Why the computer knows dog and cat are alike

Words become lists of numbers, and similar lists end up close together. That trick powers half the internet, from your search engine to question-answering assistants. Jargon-free, with an interactive map inside.

Why the computer knows dog and cat are alike

If I ask you to place "dog", "cat" and "washing machine" on a map where similar things go together, you do it without thinking: dog and cat side by side, the washing machine far away. The surprising part is that a computer can do the same without anyone explaining what an animal is. This article tells the trick, and carries the map inside so you can test it with your own words.

The trick: turning words into lists of numbers. Every word gets assigned a long list of numbers — in the map below, exactly 384. No person picks them: they come from a model having read enormous amounts of text paying attention to a single thing: which words show up in similar company. "Dog" and "cat" share sentences, owners, vets and sofas, so their number lists end up alike. "Washing machine" lives in other sentences, and its list lands far away.

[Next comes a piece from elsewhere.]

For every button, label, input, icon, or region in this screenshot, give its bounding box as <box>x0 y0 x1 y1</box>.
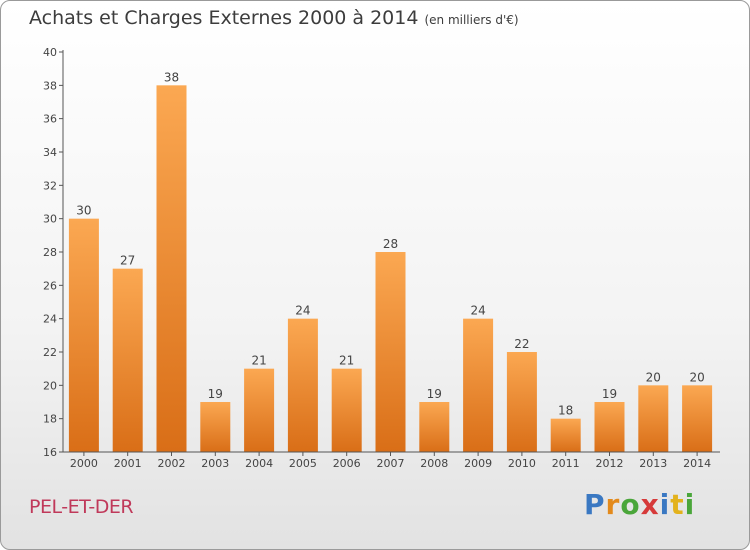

Similar is no longer an opinion: it is a distance. With words turned into lists, comparing meanings becomes geometry: two words are alike if their lists point in similar directions. Suddenly you can sort, group and search by meaning with the same machinery used to compute any distance. It is a change of category: meaning became measurable.

The map above computes those lists in your browser and flattens them to two dimensions so you can see them. Type "wolf" and watch where it lands. Try "Madrid" and "Monday". Try your own name. Sometimes the result will look bizarre — and that is the lesson too: the model does not know what words mean, only where they tend to appear. Its entire world is text.

This holds up more than it seems. When a search engine understands you despite typos, when a shop suggests something that fits, when an assistant finds the exact paragraph that answers your question in a 200-page document: underneath there are lists of numbers and distances. In my document assistant I use exactly this to fetch the right fragments before answering. The map you just touched is the central piece of that machinery.